Le hubiera gustado hacerlo. El único problema era que durante todo el verano, mientras hacía un cursillo en Nueva York, y durante su estancia en Londres, no había conseguido olvidarla. Ahora que estaba de vuelta, Laurie seguía negándose a verle.
*****
El lunes por la tarde, Gregg vagaba por la cafetería de la Universidad. Sabía que Laurie se dejaba caer por allí algunas veces. Se unió a propósito con un grupo que incluía a algunas chicas de la residencia de Laurie.

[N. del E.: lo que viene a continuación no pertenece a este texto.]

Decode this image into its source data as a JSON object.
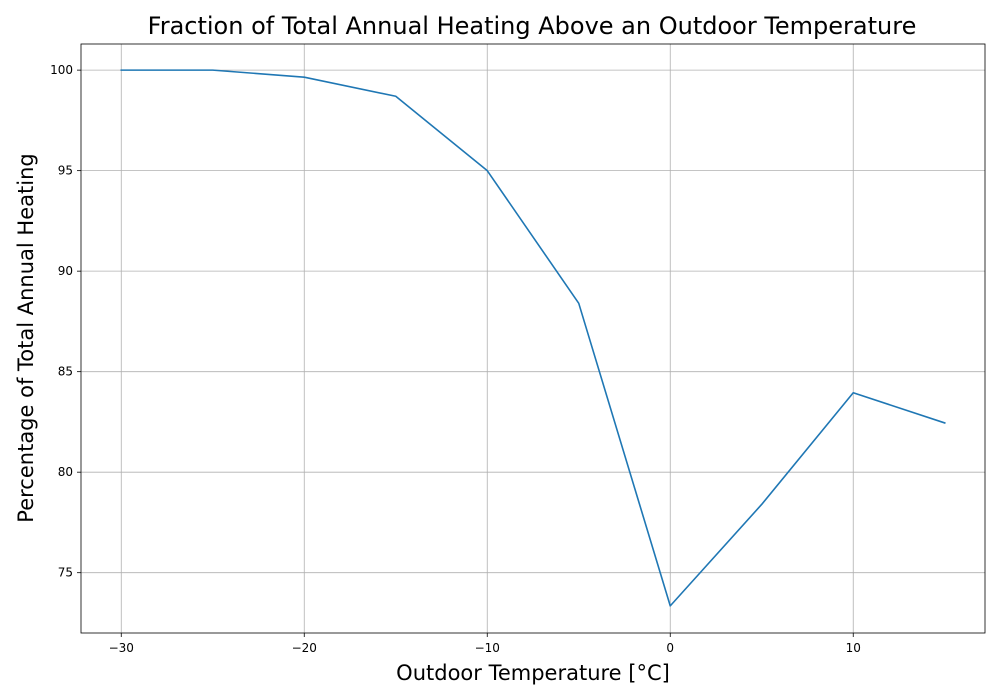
{
  "chart_data": {
    "type": "line",
    "title": "Fraction of Total Annual Heating Above an Outdoor Temperature",
    "xlabel": "Outdoor Temperature [°C]",
    "ylabel": "Percentage of Total Annual Heating",
    "xlim": [
      -32.2,
      17.2
    ],
    "ylim": [
      72.0,
      101.3
    ],
    "xticks": [
      -30,
      -20,
      -10,
      0,
      10
    ],
    "xtick_labels": [
      "−30",
      "−20",
      "−10",
      "0",
      "10"
    ],
    "yticks": [
      75,
      80,
      85,
      90,
      95,
      100
    ],
    "ytick_labels": [
      "75",
      "80",
      "85",
      "90",
      "95",
      "100"
    ],
    "grid": true,
    "series": [
      {
        "color": "#1f77b4",
        "x": [
          -30,
          -25,
          -20,
          -15,
          -10,
          -5,
          0,
          5,
          10,
          15
        ],
        "y": [
          100.0,
          100.0,
          99.65,
          98.7,
          95.0,
          88.4,
          73.35,
          78.4,
          83.95,
          82.45
        ]
      }
    ]
  }
}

—Pues tiene sentido —decía una de ellas sentada al otro extremo de la mesa—. Laurie sale muchas veces alrededor de las nueve de la noche. Su esposa está en Nueva York durante la semana. He intentado sonsacar a Laurie, sin éxito. Es evidente que se encontraba con alguien, pero no quería hablar de ello.
Gregg era todo oídos. Acercó la silla para escucharla mejor.
—El caso es que Margy trabaja por las tardes en el despacho de administración. Allí se escucha un montón de basura, y supo que algo ocurría cuando vio entrar al Sexy Allan con cara de pocos amigos.
—Yo no creo que Grant sea sexy, a mí me parece sólo un tío muy agradable.
Era la opinión de una morenita con aspecto de empollona.
La chismosa descartó su punto de vista.
—Tú puedes creer que no es sexy, pero hay mucha gente que piensa lo contrario. Y desde luego Laurie es de ésas. He oído decir que le ha enviado cartas de amor firmadas con el nombre de Leona. Él las ha entregado al decano y asegura que son invenciones. Tal vez tiene miedo de que ella se vaya de la lengua con otras personas. Supongo que ha querido adelantarse antes de que la noticia llegue a oídos de su mujer.
—¿Qué dice en las cartas?
—¿Qué es lo que no dice? Al parecer lo hacen en su despacho, en su casa…, ya me dirás.
—¡Nos tomas el pelo!
—Su esposa pasa mucho tiempo fuera de casa y estas cosas ocurren. ¿No recuerdas cómo se precipitaba él a ayudar a Laurie cuando se desmayó?
Gregg Bennett no se molestó en colocar bien la silla que derribó al suelo cuando se levantó para abandonar la cafetería.